Coverage of the Iranian presidential campaign again dominated Tehran-linked Twitter accounts last week, with all ten of the most liked and retweeted Tweets coming from hardline candidate Saeed Jalili. The final presidential debate featured substantial discussion of the Iran nuclear deal (JCPOA) and Financial Action Task Force (FATF), with moderate candidate Abdolnasser Hemmati warning that the election of a hardliner will cause Iran to face harsher international sanctions and encouraging the Iranian government to ratify legislation to allow Iran to return to the FATF. Hemmati also announced during the debate that he would like to meet with Joe Biden but that “America needs to send better and stronger signals.” Iranian embassies and consulates around the world trumpeted the upcoming elections, with the @iraninfrance account noting, in a slightly odd attempt to cast Iran as a healthy democracy, “Elections in #Iran. 39 elections since 1979 ….. ‘almost every year.’” Coverage by Iranian media of the NATO summit was minimal, though PressTV invited American conspiracy theorist and political iconoclast Michael Billington onto its program as a “political commentator” to allege that “NATO has changed from a military organization into a global political body that needs to portray China as an enemy to reach its goals.” Fars News Agency also reported on alleged funding shortfalls within the German military.

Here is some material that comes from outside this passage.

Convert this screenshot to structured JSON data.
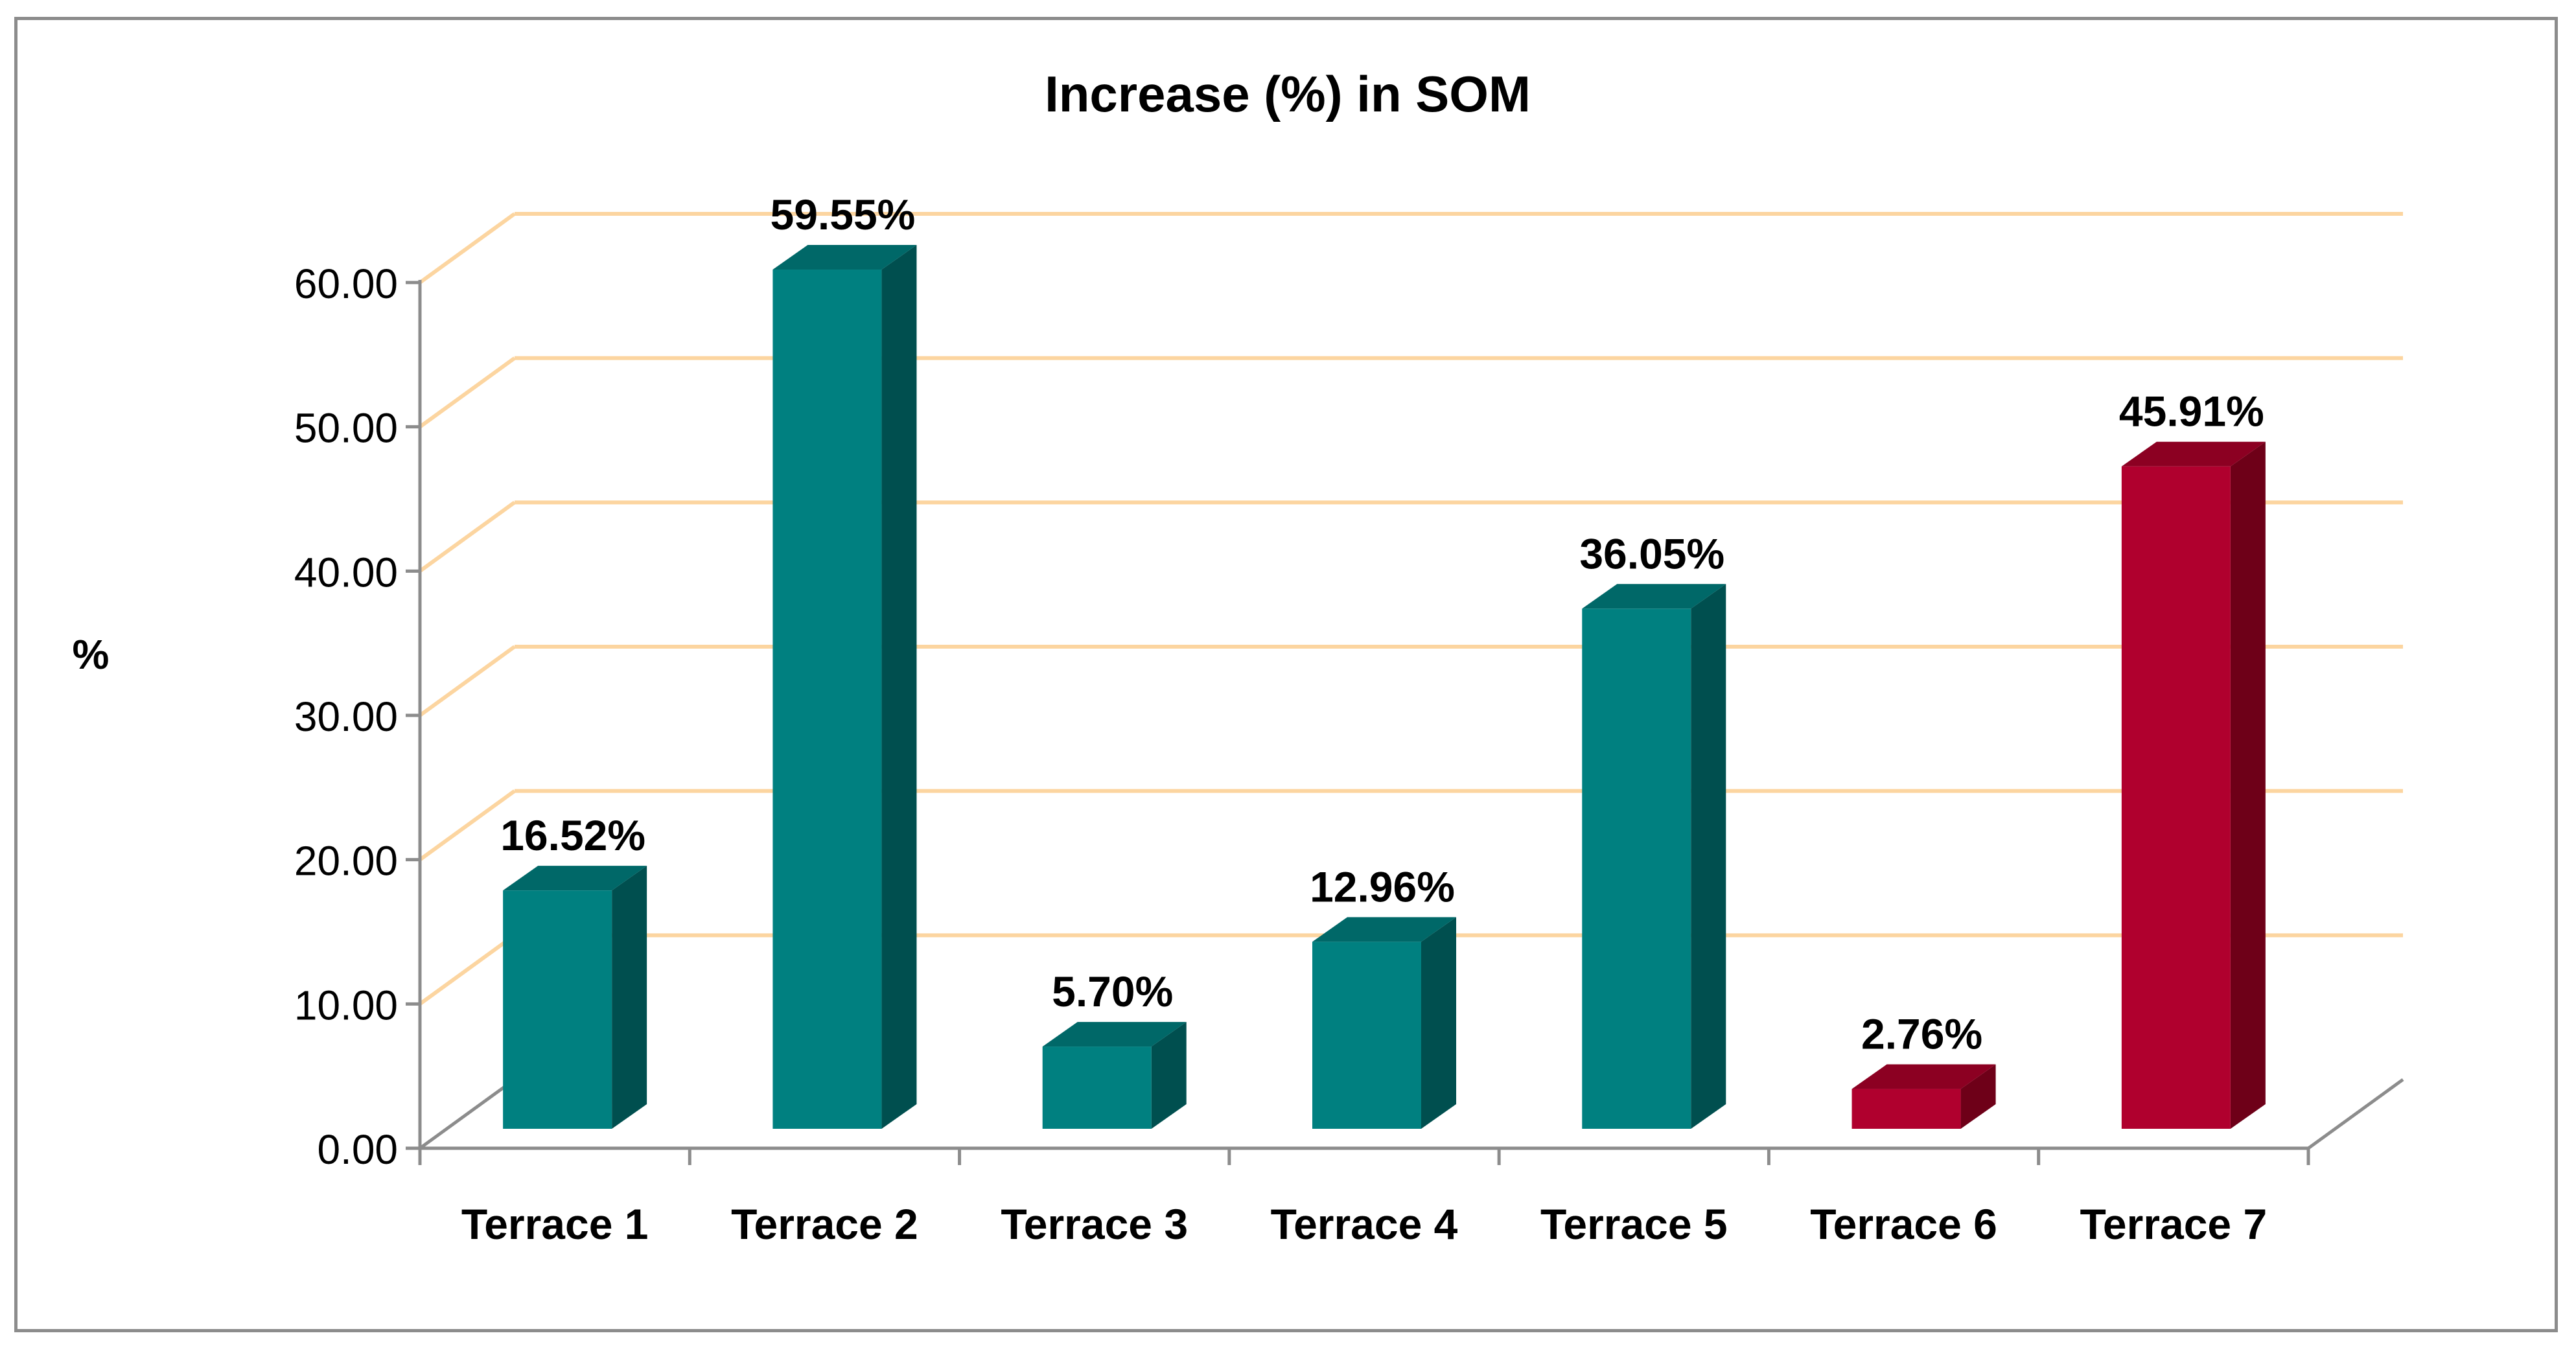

Of note, their primary source for the story was Russian state media outlet TASS. Fars News also accused NATO Secretary General Jens Stoltenberg of “anti-Chinese remarks” following his meeting with Biden. Finally, Fars News played up tensions between the United States and Russia in the lead up to the Biden-Putin summit, with one story focusing on U.S. military aid to Ukraine, and another focusing on Russian military exercises in the Pacific. PressTV noted that there will not be a press conference after the meeting and reported glibly on Trump’s sarcastic request that Biden not fall asleep during the meeting.